Miles nahm das Geld aus der Brieftasche, um es zu zählen. Er hatte vor, Nate Nathanson zu bitten, die Kreditkarten und die Brieftasche in den Tresor des Clubs zu legen, aber vorher wollte er wissen, wieviel er ihm übergab. Die Summe war unerwartet groß - fünfhundertzwölf Dollar, davon etwa die Hälfte in neuen Zwanzig-Dollar-Noten. Die Zwanziger ließen ihn stutzen. Miles sah sich mehrere davon genau an und fühlte die Textur des Papiers mit den Fingerspitzen.
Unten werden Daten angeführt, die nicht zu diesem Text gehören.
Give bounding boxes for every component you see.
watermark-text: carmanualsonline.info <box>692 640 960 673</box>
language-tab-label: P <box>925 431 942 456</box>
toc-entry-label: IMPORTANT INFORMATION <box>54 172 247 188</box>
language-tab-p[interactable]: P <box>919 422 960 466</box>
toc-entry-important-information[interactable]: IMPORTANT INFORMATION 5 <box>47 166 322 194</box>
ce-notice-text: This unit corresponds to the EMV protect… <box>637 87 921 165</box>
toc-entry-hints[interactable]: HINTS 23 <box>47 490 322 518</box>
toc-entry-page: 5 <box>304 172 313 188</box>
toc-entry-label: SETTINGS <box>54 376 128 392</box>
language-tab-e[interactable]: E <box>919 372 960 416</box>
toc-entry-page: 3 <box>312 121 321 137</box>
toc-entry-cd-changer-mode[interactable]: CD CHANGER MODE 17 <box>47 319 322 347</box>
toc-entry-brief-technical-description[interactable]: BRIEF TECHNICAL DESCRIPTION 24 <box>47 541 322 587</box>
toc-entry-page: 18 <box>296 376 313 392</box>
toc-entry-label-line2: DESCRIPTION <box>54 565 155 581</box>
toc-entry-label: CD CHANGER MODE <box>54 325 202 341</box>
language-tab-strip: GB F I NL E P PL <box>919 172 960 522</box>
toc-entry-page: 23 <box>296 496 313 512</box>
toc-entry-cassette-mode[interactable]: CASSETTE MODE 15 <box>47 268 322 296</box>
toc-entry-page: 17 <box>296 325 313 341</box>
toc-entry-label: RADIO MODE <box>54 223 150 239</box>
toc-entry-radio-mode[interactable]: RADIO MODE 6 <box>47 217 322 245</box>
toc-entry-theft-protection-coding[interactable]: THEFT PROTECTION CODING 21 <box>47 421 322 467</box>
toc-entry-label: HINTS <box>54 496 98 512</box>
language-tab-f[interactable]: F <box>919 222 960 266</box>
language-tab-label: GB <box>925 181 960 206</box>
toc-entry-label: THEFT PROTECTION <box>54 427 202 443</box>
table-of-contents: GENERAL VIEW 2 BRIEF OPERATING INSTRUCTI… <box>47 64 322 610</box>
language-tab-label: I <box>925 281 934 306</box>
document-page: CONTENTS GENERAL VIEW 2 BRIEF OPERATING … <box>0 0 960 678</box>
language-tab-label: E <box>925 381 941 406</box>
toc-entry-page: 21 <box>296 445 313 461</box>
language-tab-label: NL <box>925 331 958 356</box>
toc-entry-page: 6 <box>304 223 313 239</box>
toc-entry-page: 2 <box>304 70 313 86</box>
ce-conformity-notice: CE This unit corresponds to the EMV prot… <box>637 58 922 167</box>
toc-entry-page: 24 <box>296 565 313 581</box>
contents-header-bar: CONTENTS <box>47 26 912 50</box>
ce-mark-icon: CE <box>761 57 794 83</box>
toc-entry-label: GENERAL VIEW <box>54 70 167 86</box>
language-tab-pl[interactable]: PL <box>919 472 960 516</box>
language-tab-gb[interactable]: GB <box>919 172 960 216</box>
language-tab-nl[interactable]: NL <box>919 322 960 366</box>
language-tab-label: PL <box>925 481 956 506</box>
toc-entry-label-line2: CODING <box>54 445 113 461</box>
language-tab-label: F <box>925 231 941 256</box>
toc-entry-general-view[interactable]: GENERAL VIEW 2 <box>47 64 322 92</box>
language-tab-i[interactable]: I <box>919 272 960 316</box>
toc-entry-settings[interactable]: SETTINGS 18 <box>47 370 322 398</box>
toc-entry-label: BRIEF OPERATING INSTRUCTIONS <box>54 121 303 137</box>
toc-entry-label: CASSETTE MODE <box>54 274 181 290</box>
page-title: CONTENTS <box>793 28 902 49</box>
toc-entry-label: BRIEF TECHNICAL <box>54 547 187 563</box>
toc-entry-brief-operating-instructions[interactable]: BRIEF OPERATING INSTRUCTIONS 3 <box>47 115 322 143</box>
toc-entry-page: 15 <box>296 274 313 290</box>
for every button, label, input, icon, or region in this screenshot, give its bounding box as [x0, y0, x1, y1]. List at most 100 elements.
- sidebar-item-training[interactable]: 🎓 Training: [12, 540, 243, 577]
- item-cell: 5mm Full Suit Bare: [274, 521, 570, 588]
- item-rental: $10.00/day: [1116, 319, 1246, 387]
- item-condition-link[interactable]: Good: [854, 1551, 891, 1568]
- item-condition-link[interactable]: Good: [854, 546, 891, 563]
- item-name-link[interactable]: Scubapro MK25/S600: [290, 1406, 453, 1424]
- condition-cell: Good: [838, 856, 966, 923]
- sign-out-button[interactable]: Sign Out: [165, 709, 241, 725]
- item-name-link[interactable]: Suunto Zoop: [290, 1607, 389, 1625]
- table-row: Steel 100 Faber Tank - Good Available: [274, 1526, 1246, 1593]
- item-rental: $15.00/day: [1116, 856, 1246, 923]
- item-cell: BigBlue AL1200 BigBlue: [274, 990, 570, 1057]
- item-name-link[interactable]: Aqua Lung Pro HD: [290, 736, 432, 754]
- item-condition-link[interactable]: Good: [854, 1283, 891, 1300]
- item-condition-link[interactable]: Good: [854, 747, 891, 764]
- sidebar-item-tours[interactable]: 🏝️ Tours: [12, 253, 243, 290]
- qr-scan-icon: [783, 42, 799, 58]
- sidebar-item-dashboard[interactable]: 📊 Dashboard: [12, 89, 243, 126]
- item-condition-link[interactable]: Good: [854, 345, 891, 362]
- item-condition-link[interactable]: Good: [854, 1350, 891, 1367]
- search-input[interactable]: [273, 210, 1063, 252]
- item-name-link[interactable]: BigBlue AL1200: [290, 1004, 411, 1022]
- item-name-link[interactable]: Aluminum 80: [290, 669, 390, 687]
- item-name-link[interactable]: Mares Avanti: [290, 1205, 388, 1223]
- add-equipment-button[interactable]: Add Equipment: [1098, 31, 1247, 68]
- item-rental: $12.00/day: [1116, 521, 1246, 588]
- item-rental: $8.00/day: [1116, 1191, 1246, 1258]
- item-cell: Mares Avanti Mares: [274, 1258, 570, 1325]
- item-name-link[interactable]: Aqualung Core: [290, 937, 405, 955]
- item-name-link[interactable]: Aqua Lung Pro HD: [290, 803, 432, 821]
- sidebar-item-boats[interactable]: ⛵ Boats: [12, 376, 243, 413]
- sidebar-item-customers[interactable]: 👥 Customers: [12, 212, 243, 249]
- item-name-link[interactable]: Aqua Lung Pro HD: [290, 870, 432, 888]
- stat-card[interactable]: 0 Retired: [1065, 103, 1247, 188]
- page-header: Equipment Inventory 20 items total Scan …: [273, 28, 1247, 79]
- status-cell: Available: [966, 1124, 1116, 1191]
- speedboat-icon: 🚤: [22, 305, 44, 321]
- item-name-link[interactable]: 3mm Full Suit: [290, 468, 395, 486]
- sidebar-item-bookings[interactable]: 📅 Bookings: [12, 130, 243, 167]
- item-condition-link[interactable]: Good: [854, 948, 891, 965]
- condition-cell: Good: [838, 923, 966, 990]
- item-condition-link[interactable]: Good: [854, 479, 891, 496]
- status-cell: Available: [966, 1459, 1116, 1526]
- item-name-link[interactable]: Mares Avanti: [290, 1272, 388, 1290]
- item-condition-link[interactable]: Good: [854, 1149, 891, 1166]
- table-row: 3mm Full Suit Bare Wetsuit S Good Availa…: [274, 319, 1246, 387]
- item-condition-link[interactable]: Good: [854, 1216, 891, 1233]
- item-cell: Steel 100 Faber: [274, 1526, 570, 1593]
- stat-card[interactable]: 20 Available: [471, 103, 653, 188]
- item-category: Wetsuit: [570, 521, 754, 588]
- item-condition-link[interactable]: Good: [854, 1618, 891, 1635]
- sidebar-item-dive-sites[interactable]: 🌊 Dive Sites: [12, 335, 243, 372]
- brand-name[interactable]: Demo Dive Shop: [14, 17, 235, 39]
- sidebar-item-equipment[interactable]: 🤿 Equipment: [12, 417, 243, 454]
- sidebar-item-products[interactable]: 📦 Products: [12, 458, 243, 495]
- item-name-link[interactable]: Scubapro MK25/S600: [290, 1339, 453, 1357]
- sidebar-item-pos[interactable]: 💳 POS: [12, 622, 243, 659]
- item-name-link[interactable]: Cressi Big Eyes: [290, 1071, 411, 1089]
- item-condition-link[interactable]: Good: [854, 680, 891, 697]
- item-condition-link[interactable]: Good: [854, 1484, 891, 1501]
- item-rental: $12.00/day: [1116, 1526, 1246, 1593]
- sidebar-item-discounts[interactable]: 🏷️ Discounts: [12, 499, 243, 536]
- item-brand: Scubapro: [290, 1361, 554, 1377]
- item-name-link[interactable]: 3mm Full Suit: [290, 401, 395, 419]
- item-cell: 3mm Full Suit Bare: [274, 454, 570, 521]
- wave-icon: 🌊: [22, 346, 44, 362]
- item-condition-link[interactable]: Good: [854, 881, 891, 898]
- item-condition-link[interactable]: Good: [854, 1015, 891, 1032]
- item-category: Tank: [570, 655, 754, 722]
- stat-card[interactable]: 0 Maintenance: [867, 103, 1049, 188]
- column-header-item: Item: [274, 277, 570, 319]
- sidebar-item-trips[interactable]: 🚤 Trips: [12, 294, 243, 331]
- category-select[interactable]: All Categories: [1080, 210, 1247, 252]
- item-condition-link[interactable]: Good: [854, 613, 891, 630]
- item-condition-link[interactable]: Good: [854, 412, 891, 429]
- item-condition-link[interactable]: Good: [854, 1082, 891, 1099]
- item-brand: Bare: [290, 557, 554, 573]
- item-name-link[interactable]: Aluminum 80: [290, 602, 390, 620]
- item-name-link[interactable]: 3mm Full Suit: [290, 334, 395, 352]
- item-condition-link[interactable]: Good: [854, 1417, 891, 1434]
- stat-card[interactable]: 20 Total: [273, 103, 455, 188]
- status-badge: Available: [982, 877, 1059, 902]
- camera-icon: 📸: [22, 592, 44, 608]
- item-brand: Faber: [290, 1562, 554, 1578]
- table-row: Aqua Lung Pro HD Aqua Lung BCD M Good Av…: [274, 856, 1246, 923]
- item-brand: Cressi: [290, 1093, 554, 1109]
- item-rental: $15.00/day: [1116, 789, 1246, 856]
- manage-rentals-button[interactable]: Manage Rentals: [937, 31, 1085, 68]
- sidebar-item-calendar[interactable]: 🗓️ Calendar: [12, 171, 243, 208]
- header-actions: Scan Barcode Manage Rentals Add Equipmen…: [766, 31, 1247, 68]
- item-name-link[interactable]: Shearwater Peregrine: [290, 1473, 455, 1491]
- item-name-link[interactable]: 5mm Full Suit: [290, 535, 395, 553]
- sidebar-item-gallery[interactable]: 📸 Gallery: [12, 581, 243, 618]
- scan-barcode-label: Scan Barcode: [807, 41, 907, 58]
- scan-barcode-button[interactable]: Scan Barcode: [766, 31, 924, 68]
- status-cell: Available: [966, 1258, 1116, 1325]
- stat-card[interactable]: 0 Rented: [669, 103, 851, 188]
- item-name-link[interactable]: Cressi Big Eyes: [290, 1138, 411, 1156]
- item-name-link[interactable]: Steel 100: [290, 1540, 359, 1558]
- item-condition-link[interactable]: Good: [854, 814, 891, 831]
Dann warf er dem alten Mann auf dem Bett einen Blick zu, aber er schlief anscheinend tief. Leise verließ Miles den Raum und ging über den Korridor des dritten Stocks zu seiner eigenen Kammer. Augenblicke später kehrte er mit einer Leuchtlupe zurück und betrachtete noch einmal die Zwanzig-Dollar-Scheine. Seine Ahnung war richtig. Es handelte sich um Fälschungen, und zwar von der gleichen hohen Qualität wie die anderen, die er vor einer Woche hier in der Doppelten Sieben gekauft hatte.